2024-07-05

On horizontal scaling

Some clients asked us why we don’t plan to provide horizontal scaling for the new platform in the making any more. Let me try to explain.

The two stacks with the current platform

For the current platform we have the Uni Stack and the Pro Stack. That is not a marketing trick to lure more money out of wealthier customers, but part of our legacy. The two stacks are different technical implementation. Our historical approach was to ‘build the hosting platform we wanted to use ourselves’. The result was the Pro Stack. It was build on top of morden paradigms to serve high performance PHP web applications. But it turned out that some aspects of it were too advanced - think unnecessarily complicated - for many use cases. To use the Pro Stack one need to:

Deploy by Git, no direct file access
Deal with ephemeral storage, Object Storage for assets, Memcache for sessions

Apart from that, the Pro Stack has individually scalable components and of course offers horizontal scaling for PHP in different groups (development, production, dedicated).

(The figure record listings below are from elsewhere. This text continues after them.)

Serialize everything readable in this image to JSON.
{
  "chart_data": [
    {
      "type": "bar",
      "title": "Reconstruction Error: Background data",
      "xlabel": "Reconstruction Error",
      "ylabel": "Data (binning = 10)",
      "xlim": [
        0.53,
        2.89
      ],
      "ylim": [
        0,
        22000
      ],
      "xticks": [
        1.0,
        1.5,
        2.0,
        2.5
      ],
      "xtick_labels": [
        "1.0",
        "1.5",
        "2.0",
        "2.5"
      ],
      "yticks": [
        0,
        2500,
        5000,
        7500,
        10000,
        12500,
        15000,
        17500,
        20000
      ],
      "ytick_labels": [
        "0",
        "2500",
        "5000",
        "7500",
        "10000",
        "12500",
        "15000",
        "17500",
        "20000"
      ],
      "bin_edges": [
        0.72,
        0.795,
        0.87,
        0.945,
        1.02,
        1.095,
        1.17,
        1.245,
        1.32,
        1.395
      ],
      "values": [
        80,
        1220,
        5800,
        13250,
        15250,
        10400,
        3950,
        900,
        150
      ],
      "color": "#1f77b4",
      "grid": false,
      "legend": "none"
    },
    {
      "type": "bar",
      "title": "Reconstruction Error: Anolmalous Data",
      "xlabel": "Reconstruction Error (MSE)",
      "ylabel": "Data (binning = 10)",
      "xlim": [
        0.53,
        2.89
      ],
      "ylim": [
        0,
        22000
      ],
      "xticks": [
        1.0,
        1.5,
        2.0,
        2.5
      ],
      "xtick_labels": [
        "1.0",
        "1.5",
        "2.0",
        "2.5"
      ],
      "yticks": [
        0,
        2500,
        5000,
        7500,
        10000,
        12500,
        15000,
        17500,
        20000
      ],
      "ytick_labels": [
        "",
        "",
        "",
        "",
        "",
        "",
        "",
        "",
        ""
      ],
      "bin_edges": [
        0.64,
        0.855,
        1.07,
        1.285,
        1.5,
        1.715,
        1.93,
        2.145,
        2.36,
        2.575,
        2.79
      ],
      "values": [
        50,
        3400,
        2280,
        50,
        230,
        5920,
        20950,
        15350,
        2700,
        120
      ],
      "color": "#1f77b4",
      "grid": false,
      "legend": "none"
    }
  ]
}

How does horizontal scaling work anyhow?

With our horizontal scaling an app is distributed over multiple PHP/Apache servers (we call em Nodes). A load balancer (pair) in front will distribute all the requests coming in to the available PHP Nodes, 2, 4 or even 8. Horizontal scaling can be used as a failover solution to improve uptime. When one Node fails, it will be cancelled out and the other Node will take over. Horizontal scaling can also carry higher traffic loads.

Reality check

Our Pro Stack is great. But it is not for every one and all use cases. So we also created the Universal Stack to better support small websites build in PHP - promoting but not enforcing best practices.

Choosing the right Pro App scaling isn’t straight forward. There are multiple options for the same price. Clients need to know their requirements to distribute available RAM over Nodes. It’s not easy and many clients end up with sub-optimal settings. I sometimes advice customers about this when inspecting performance issues with clients.

Apart from choosing the right scaling, some implications of horizontal scaling are tricky too. We try to counter this with good documentation and helpful support.

Our current Pro Stack also has some shortcomings that we are not a 100% happy about: The missing ability of historic logs (only log streaming) for example. There are also known edge cases, in which the failover mechanism (one Node is down) is not working as intended. We invested a lot over the years to mitigate and prevent such issues, but it’s still not perfect and might never be, since what is happening also relies on the code of the clients.

Overall, although designed for resiliency, the real world uptime by the Pro Stack was not much better than from the Uni Stack. That’s partly because there are more moving parts with the Pro Stack, partly because of misconfiguration by clients (, partly also because we over-delivered with Uni Stack uptime).

Having two stacks introduces a lot of complexity. We need to communicate two different pricing pages and for the docs we need to sections for Pro and Uni as well. For each support request, we need to check whether this is about a Pro or Uni App.

This overview barely scratches the surface. There is a lot to it. We didn't took that lightly. It's not only a technical question, but also about our business.

Unified platform vision

Of course we want to have one stack going forward with the new platform (in the making). Optimally - of course - there would be a smooth transition between vertical and horizontal scaling. But given the above mentioned design differences between the stacks, I am not sure if blurring those borders would be a win.

We analyzed our Apps and found that only a small percentage truly needs horizontal scaling. Additionally, many workloads can be effectively handled with increased vertical scaling options on the new platform. This allows us to support 98% of our current applications with no or just minimal code changes.

Project Cephalopod

The need for ephemeral storage (12 factor architecture) with a horizontally scaled system is what makes the architecture so different. Ephemeral storage is required, since each Node (server) has it’s own local file system attached.

We have experimented with network attached file systems in our early days. Think each Node has access on the exact same files. Unfortunately the performance, due to latency, was not good enough.

We have a new project going to test that something similar with todays software and hardware. If successful, it would, beside other benefits, enable horizontal scaling without design changes nor other compromises. But the project is in an early stage and considered an experiment for now.

There is still a lot of time

Our aim is to launch the new platform later this year, 2024. We plan to start with a BETA period. During that time the two platforms will run side by side. Once the new platform will reach production grade, we will start the migration period.

We plan to actively support clients to move their apps over. Where possible, we will do the migration. We plan to contact clients individually with enough time upfront and actionable details.

Conclusion

Although this may sound odd for a modern php cloud hosting provider: We plan to offer only vertical scaling for the new platform to get started. But it will come with more powerful dedicated resources to cover most of todays workloads. If project Cephalopod turns out to be successful, we will be able to offer horizontal scaling again without todays technical limitations.